Miracles do happen. My father coming home from work when he in a drunken stupor tripped over his feet and broke his pelvis. After ghe was discharged from the hospital he became bedridden at home. The abuse stopped and we were in control. Some life had been brought into mom again. When i say miracles happen, they do. Father was in his bed eatting when he started choking ack ack ack. I panicked as i had no idea what to do, i called my sister and mom over and was going to dial 911. Mom grabbed my hand and told me "no". My sister, my mom and i watched as Dad choked to death and just like that the man that had ruined our lives, that had tormented us for so long, that fucking monster was gone. Mom grabbed us and cried I should have been happy but, I wasn't, I didn't feel good. It felt too easy, I wanted him to face justice for what he did.
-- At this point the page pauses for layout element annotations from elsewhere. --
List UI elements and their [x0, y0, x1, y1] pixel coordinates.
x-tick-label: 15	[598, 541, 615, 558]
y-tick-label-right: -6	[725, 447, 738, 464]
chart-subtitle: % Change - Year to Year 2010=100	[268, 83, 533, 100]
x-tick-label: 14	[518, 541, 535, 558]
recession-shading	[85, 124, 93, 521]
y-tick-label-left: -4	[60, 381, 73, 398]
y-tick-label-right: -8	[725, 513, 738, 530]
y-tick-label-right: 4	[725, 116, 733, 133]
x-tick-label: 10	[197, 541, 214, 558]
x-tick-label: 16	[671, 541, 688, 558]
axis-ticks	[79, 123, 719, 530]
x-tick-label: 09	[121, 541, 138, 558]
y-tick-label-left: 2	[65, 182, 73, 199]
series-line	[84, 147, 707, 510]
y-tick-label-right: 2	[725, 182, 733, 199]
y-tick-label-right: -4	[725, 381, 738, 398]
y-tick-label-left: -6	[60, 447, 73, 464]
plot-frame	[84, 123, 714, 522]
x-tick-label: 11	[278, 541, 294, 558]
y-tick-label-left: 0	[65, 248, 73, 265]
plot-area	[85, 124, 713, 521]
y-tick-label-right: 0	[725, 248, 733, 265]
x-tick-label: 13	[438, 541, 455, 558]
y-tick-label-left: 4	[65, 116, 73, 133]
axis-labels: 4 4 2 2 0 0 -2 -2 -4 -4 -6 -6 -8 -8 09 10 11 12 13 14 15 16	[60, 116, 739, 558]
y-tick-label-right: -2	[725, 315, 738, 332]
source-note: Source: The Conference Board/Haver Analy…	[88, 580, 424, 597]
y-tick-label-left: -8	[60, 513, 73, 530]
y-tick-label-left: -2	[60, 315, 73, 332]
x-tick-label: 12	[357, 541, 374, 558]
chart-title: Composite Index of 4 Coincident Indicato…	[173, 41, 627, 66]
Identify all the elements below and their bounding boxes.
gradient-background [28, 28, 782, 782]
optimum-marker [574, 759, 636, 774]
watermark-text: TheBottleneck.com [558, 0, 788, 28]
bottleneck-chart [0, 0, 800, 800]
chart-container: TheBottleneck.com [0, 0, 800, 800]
Life returned to normal after his death. we moved in with my aunt. My mom got a job working as a cashier at a store. life was hard, we struggled but, we were happy in the end. After my dad died my mom i saw her smile again for the first time in years. I should have been happy but, was I? No, i wasn't it felt hollow. Again too easy for him to just die like that and they all celebrate. I won't deny that today my mom is happy, she's remarried to a wonderful man and retired, my sister is married to a wonderful man too and has two children but, why should our happiness come at the expense of one life? I ask myself was this worth it, should we have saved him? The man was a monster, he was a good person once but, his death felt wrong. I mean it wasn't one minute he's alive, and the next he's dead and we're happy. We spent years in therapy, i still have PTSD, body displacement issues, and trouble forming relations. My mom had multiple suicide attempts after that, and my new dad (he is a good person. perhaps one of the few left on this world) spent years with her before she finally trusted him. My dads legacy haunted us but, i don't feel like we won.